# How's my yeast starter looking?



## welly2 (16/8/15)

Made my first yeast starter yesterday. Used white labs British Ale and had a slight hiccup when I put the yeast in the flask (lost a small amount of it.. don't ask). I was worried i wouldn't get a decent amount of yeast but it's looking pretty good from where I'm sat.


----------



## JDW81 (16/8/15)

Looks like a healthy starter to me. Even if you lost a little bit of yeast it will still make beer.

JD


----------



## adryargument (16/8/15)

Looks fine, just don't pitch it into boiling wort....
Did that with my first starter - may have been the few pints i had beforehand.


----------



## antiphile (16/8/15)

For a 2 litre erhlenmeyer, that's a very large amount of flocculated yeast if it's only been one step. Fantastic effort and kudos!


----------



## warra48 (16/8/15)

Nice work, looks great !


----------



## welly2 (16/8/15)

Excellent, cheers guys! I shall be pitching that when this ESB chills down.


----------



## Alex.Tas (17/8/15)

seeing as though it has flocculated so well, you can probably decant the spent starter wort off the top. some people do some don't.


----------



## welly2 (17/8/15)

Pitched that yeast starter finally. I'd stuck it in the fridge last night and took it out this evening to come up to temperature. Managed to get rid of most of the wort, just enough to get the yeast moving and so we shall see if there's any activity tomorrow morning.
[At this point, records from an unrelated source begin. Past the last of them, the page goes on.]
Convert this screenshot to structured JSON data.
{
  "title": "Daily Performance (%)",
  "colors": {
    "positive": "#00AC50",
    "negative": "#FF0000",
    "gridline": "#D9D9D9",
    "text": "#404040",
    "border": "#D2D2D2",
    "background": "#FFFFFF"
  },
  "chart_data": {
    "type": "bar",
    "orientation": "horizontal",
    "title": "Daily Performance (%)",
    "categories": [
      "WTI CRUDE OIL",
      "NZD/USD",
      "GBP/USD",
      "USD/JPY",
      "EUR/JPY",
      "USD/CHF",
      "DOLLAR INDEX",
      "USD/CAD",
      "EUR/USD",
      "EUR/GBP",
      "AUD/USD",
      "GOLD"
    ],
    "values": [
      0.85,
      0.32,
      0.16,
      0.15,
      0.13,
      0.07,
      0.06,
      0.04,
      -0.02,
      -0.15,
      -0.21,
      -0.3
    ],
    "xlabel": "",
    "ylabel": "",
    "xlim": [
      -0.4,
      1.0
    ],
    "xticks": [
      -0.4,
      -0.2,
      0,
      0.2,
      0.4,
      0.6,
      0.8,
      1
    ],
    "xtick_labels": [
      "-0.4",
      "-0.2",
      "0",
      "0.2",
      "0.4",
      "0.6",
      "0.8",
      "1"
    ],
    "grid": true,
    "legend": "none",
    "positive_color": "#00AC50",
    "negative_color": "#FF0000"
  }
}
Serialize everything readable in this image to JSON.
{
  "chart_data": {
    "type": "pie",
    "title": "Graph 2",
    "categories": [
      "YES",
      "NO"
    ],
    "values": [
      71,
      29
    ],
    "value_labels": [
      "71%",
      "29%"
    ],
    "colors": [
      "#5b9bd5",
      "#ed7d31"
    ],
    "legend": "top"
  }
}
Here's hoping! The wort I made (an ESB at 1.058) tastes superb, is super clear and there's no crap in it. Basically the polar opposite to almost all the other beers I've made lately  I've got high hopes for this one! I think it'll be delicious.


----------



## welly2 (18/8/15)

Well, that worked a treat. I think the yeast was possibly a touch cold when I pitched it as I'd taken it out of the fridge a few hours earlier. Probably didn't quite warm up enough as it felt a touch cold but that didn't seem to concern the yeast too much as they'd had a good old feed overnight and I woke up to a nice thick krausen this morning. Onya, boys! Yeast starters from now on for me.


----------